Silevitch addressed an audience of scholars from Hong Kong, Korea, and several other Asian countries, and outlined how his center, through its multidisciplinary approach, is focused on solving a variety of real-world problems, ranging from breast cancer detection and embryo viability testing to bomb detection and underwater coral-reef surveying. The answers to these problems, he stressed, share a common thread: the solutions lay far beneath the surface.

He gave examples of two such real-world, and seemingly disparate, issues: the viability of embryos implanted through in vitro fertilization, and the devastation of terrorism through hidden explosive devices. The point was to show that there are other applications for subsurface sensing and imaging techniques—ones that don’t have anything to do with civil infrastructure, but that could spark interest across other disciplines.

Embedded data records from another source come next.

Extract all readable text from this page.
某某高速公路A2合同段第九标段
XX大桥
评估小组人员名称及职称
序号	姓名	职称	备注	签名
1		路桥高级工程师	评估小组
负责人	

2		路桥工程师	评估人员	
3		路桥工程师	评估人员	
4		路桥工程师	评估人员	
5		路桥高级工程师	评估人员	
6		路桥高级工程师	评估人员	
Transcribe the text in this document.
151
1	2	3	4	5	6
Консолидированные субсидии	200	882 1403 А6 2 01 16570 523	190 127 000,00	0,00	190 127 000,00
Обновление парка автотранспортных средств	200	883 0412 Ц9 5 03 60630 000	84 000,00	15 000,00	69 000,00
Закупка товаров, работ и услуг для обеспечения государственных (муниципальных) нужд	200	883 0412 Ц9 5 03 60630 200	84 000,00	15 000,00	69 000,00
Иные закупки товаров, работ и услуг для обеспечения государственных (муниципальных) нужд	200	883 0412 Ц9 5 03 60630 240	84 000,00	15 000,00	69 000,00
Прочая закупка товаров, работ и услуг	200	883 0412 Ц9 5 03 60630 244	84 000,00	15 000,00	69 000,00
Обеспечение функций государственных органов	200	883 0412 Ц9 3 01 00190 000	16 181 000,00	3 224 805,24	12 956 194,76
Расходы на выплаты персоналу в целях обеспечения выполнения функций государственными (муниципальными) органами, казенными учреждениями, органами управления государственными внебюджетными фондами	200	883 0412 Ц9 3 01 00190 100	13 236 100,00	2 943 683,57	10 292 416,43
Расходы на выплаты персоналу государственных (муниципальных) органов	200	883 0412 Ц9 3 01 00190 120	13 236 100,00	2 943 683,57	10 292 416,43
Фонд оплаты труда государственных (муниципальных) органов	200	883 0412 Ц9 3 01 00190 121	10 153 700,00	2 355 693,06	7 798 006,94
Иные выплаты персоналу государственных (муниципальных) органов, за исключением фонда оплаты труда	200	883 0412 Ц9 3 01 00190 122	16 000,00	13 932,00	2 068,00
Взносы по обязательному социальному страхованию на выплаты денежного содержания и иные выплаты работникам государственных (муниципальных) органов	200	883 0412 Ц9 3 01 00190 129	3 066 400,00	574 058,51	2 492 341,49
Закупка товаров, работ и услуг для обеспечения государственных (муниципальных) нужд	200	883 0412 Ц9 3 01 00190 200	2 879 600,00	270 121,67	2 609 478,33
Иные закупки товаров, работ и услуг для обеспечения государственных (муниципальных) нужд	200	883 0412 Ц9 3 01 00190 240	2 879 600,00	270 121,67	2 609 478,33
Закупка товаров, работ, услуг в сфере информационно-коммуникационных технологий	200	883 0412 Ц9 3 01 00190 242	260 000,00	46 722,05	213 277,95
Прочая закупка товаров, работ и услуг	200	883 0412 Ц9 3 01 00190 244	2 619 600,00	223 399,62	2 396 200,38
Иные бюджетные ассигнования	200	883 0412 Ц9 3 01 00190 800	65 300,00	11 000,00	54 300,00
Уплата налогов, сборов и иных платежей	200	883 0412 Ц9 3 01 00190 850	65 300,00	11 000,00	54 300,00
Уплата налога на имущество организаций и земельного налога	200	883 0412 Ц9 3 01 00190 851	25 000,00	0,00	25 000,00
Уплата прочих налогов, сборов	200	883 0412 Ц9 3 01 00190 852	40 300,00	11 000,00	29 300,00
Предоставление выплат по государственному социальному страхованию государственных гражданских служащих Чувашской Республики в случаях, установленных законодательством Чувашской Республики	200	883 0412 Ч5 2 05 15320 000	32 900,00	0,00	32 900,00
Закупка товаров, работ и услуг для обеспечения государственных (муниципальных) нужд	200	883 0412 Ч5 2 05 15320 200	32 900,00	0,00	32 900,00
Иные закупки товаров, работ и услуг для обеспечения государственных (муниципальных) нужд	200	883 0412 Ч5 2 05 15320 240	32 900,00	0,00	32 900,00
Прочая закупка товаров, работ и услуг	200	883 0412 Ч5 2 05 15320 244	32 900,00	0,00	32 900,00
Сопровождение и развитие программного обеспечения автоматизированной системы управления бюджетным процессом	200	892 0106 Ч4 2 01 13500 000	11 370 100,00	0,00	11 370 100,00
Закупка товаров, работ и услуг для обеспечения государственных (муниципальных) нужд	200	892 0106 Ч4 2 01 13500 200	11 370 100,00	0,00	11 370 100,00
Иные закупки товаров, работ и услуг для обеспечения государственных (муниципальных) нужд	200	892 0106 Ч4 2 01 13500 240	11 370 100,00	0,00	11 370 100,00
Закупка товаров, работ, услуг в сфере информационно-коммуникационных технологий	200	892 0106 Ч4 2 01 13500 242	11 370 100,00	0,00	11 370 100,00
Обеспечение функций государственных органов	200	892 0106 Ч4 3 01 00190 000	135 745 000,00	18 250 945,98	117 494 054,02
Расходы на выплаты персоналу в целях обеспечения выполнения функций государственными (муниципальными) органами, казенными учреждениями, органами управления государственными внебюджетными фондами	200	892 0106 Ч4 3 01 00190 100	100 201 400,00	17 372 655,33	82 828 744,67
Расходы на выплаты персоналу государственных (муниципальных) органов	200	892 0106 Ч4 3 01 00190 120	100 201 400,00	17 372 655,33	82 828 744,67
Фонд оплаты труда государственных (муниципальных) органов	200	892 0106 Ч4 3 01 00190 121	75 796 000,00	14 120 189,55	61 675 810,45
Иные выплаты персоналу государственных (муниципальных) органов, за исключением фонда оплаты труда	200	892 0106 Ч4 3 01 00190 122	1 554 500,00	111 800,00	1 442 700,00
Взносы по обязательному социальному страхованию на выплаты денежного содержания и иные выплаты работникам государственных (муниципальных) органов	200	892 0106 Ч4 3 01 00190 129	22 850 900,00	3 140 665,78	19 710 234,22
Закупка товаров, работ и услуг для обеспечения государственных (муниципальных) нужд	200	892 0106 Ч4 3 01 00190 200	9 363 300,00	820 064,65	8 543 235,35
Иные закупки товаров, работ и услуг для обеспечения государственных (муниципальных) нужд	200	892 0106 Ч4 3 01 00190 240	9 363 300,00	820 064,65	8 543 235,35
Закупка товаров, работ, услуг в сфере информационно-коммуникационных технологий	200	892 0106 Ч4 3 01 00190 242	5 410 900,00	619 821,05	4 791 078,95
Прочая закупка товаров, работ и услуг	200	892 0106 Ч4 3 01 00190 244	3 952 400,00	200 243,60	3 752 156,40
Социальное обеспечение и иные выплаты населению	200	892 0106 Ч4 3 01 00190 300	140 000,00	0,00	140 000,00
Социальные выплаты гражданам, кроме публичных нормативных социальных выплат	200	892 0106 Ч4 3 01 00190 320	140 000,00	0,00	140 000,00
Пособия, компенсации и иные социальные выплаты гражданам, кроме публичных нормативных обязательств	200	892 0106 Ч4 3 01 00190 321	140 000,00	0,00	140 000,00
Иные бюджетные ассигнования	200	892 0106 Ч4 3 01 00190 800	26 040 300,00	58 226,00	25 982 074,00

When it comes to fertility research, Silevitch’s team is using the embryos of mice to perfect ways of extracting information from cells previously too far removed to examine. This new information will help doctors better predict the viability of those embryos, and eventually, Silevitch hopes, the viability of human embryos.

On the national security front, the center is using the same basic subsurface detection principals to find new ways of detecting hidden explosives. At the conference, Silevitch, who co-directs the new center, Awareness and Localization of Explosives-Related Threats (ALERT), a Department of Homeland Security (DHS) Center of Excellence, posed a simple question: If you can find a tumor in the body or determine the viability of an embryo, can you find a bomb in a suitcase?

He then outlined the research and technology his center is employing to answer that question, including a collaboration with Homeland Security officials focused on improving airport-screening systems.

“When we have a problem in the world, we have to take off our academic glasses and go to work with the real-world people who are focused on solving these problems,” Silevitch said.

Silevitch also noted during his address that the center’s research team has produced 400 scholarly papers, but that teaching still remains a top priority, with more than 150 students a year participating in the cutting-edge research occurring at Gordon CenSSIS. He went on to describe the excitement students experience when training with the very latest equipment in the field, including the Keck 3D Microscope.

“A lot of our students are inspired by the fact that we’re dealing with real problems and real-world solutions,” he said.

Silevitch was among four keynoters at the three-day workshop. Professor Ahmed Busnaina, director of Northeastern’s NSF-backed Center for High-rate Nanomanufacturing also spoke. The conference was sponsored by Northeastern University, University of Illinois at Urbana-Champaign, and Asian-Pacific Network of Centers for Research in Smart Structures Technology.